ManifoldCF Document Security
Document Security Issues
ManifoldCF provides a security model for documents which is typically enforced by the search engine the documents are indexed with. Often, this search engine is Apache Lucene, but others may be used either now or in the future. This page describes how document security is enforced, and what the limitations are of this technique.
How Search Engines Work
A standard search engine has one or more indexes, which associate terms with documents. A query is issued to the search engine, which uses one or more of the indexes to generate a list of documents. The list of documents is then scored, which means that they are given a numeric ranking value based on how closely they match the query. The scoring operation typically also makes use of statistic measures, such as how frequently a term appears in documents in the index.
Complete definitions of security usually include elements of confidentiality, integrity, and availability. Confidentiality has a strict definition, which not only prevents a user from seeing information belonging to another user, but also prevents a user from even knowing about the existence of information belonging to another user. Integrity means that a user can see everything they are allowed to see.
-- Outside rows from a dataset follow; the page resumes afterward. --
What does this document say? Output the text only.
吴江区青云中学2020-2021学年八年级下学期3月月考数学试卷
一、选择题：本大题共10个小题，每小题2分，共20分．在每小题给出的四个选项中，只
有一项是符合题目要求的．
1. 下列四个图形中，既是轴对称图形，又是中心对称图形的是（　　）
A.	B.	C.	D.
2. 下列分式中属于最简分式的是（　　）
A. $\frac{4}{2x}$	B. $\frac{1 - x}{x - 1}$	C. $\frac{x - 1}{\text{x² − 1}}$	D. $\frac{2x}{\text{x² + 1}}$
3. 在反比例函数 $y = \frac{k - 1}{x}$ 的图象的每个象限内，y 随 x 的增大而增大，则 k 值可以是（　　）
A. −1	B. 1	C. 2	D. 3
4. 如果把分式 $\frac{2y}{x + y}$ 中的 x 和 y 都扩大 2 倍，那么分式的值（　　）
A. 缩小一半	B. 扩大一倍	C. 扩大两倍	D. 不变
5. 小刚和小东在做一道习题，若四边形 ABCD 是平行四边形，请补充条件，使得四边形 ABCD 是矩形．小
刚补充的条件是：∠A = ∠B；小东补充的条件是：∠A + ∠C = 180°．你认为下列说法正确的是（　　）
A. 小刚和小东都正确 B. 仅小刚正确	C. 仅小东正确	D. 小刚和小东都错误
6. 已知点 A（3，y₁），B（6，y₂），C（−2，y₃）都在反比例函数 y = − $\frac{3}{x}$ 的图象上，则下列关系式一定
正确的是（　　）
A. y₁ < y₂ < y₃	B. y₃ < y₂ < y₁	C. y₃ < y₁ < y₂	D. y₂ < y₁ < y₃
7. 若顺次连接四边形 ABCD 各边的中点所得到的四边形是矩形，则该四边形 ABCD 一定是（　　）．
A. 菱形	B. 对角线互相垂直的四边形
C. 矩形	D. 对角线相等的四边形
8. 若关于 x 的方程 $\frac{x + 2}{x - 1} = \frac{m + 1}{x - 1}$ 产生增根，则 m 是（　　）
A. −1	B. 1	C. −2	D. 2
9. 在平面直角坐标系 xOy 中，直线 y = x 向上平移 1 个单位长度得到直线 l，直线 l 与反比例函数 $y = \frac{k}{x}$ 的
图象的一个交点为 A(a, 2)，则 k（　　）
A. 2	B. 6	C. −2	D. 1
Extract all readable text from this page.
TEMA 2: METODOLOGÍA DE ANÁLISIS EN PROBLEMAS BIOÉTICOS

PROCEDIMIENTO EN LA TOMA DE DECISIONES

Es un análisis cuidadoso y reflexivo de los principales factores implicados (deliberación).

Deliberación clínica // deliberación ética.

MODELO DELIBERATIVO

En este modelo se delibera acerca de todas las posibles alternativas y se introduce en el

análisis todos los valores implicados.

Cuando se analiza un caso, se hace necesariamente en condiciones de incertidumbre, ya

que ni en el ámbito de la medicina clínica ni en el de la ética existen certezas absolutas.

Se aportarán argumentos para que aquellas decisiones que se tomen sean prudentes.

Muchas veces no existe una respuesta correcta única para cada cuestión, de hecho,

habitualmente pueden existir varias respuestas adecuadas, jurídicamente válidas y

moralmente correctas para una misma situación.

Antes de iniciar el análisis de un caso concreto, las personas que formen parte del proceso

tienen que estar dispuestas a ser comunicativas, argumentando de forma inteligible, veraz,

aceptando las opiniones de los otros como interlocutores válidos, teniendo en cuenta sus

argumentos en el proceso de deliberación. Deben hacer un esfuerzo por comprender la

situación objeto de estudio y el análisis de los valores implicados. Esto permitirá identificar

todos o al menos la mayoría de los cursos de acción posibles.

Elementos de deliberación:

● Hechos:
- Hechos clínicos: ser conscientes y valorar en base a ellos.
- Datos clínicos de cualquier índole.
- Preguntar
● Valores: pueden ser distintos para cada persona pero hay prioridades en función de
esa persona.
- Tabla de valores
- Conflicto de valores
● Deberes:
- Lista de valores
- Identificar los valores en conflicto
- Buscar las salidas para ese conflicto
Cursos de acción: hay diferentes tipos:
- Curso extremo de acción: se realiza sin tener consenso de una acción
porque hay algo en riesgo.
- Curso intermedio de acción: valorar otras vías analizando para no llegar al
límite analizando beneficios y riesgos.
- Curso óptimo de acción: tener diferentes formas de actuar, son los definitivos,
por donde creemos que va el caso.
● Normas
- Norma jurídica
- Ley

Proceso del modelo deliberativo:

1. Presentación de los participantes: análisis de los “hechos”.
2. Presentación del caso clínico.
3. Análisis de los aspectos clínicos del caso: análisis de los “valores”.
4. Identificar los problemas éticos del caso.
And availability means that information is as available as possible to the user who is supposed to have access to it.
How ManifoldCF Applies Security
Typically, documents are excluded by what is known as query modification. This means that the query presented to the search engine is modified in such a way as to exclude the documents that the user is not supposed to see. This is typically done by a ManifoldCF Plugin, which the system integrator must use to apply user-level security. The query modification is performed in such a way that it does not affect the relative scoring of documents.
Potential Security Issues with ManifoldCF
Scoring-based Discovery of Document Keywords
One way that confidentiality can be breached in part with a search engine like Lucene relies on the fact that its scoring uses global document statistics. It is theoretically possible to determine information about how many documents contain a term, or whether the number of documents that contain the term changes over time, by submitting queries to the system and examining the relative ordering of the results.
While this technically is a violation of the confidentiality principle, an attacker still cannot see the contents or extracts of documents that are restricted. The ability of an unauthorized user to know about the existence of other documents with certain keywords may or may not be of concern to the system designers, depending on the situation. But if it is a concern, the right solution is to modify how the search engine does scoring, so that it either does not score documents based on global term statistics, or perhaps it adjusts scores by a random factor, etc. There exist papers on this subject, which we encourage especially security-conscious developers to consult.